Visitors to Kuwait will now need to be covered by medical insurance for the duration of their stay in the country, according to a draft law tabled in parliament last week.
The draft law stipulates that the interior ministry should approve applications for visit visas only if they are accompanied by medical insurance coverage for the duration of the applicant’s stay in Kuwait.
Lawmakers said the draft law is intended to prevent visitors benefiting from the services and medicines provided by the state at public health facilities to citizens and residents. The bill, which won approval from 47 lawmakers with only 4 opposed to it, reflected the wide consensus among lawmakers that expatriates and foreign visitors were responsible for deteriorating health services in the country.

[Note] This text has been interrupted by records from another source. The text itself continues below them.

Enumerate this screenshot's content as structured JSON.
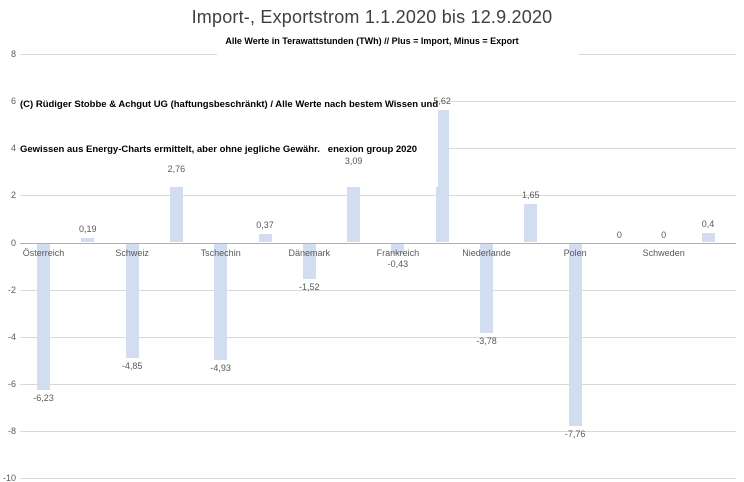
{
  "header": {
    "title": "Import-, Exportstrom 1.1.2020 bis 12.9.2020",
    "subtitle": "Alle Werte in Terawattstunden (TWh) // Plus = Import, Minus = Export"
  },
  "annotation": {
    "line1": "(C) Rüdiger Stobbe & Achgut UG (haftungsbeschränkt) / Alle Werte nach bestem Wissen und",
    "line2": "Gewissen aus Energy-Charts ermittelt, aber ohne jegliche Gewähr.   enexion group 2020"
  },
  "chart_data": {
    "type": "bar",
    "title": "Import-, Exportstrom 1.1.2020 bis 12.9.2020",
    "subtitle": "Alle Werte in Terawattstunden (TWh) // Plus = Import, Minus = Export",
    "unit": "TWh",
    "ylim": [
      -10,
      8
    ],
    "yticks": [
      8,
      6,
      4,
      2,
      0,
      -2,
      -4,
      -6,
      -8,
      -10
    ],
    "grid": true,
    "legend": false,
    "colors": {
      "bar_fill": "#d2ddf0",
      "gridline": "#d9d9d9",
      "zero_axis": "#b0b0b0",
      "labels": "#595959"
    },
    "points": [
      {
        "category": "Österreich",
        "value": -6.23,
        "label": "-6,23"
      },
      {
        "category": "",
        "value": 0.19,
        "label": "0,19"
      },
      {
        "category": "Schweiz",
        "value": -4.85,
        "label": "-4,85"
      },
      {
        "category": "",
        "value": 2.76,
        "label": "2,76"
      },
      {
        "category": "Tschechin",
        "value": -4.93,
        "label": "-4,93"
      },
      {
        "category": "",
        "value": 0.37,
        "label": "0,37"
      },
      {
        "category": "Dänemark",
        "value": -1.52,
        "label": "-1,52"
      },
      {
        "category": "",
        "value": 3.09,
        "label": "3,09"
      },
      {
        "category": "Frankreich",
        "value": -0.43,
        "label": "-0,43"
      },
      {
        "category": "",
        "value": 5.62,
        "label": "5,62"
      },
      {
        "category": "Niederlande",
        "value": -3.78,
        "label": "-3,78"
      },
      {
        "category": "",
        "value": 1.65,
        "label": "1,65"
      },
      {
        "category": "Polen",
        "value": -7.76,
        "label": "-7,76"
      },
      {
        "category": "",
        "value": 0,
        "label": "0"
      },
      {
        "category": "Schweden",
        "value": 0,
        "label": "0"
      },
      {
        "category": "",
        "value": 0.4,
        "label": "0,4"
      }
    ]
  }
}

Some parliamentarians in support of the bill alleged that residents and their dependents who came on visit visas misused and misappropriated medical services and resources of the state. One lawmaker claimed that there were foreigners who took the medicines provided by hospitals or health centers to offer them as gifts for their relatives, or to sell in pharmacies in their home countries. Another parliamentarian alleged there were foreign patients who came to Kuwait for post-natal treatment, cancer treatment, obesity treatment and others and called for the imposition of an insurance scheme.
Expatriates are usually accused of clogging services at health facilities and using up medical resources, thereby depriving nationals from receiving due treatment in a timely manner. In the past, the government cajoled by lawmakers, had sought to relieve pressure at health facilities with slipshod solutions, including banning expatriates from accessing medical services in the morning hours.
In 2013, a public hospital in Jahra was the first to provide medical services in the morning session only to Kuwaitis. Treatment for expatriates, except in emergency situation, was confined to the evening session. More recently, the Sheikh Jaber Al-Ahmed Hospital, the largest in the Middle-East with a bed capacity of 1,168, which was officially inaugurated in November 2018, is slated to provide health services exclusively to Kuwaitis.
Other measures intended to discourage expatriates from accessing public health services include steeply increasing the health charges for treatments, services and medicines, and imposing medical insurance and building separate medical facilities for expatriates.
The draft will now be referred to the government and the health ministry will have one month after its publication in the official gazette to issue its bylaws that will decide, among other topics, the amount to be paid by foreigners when applying for a visit visa to Kuwait.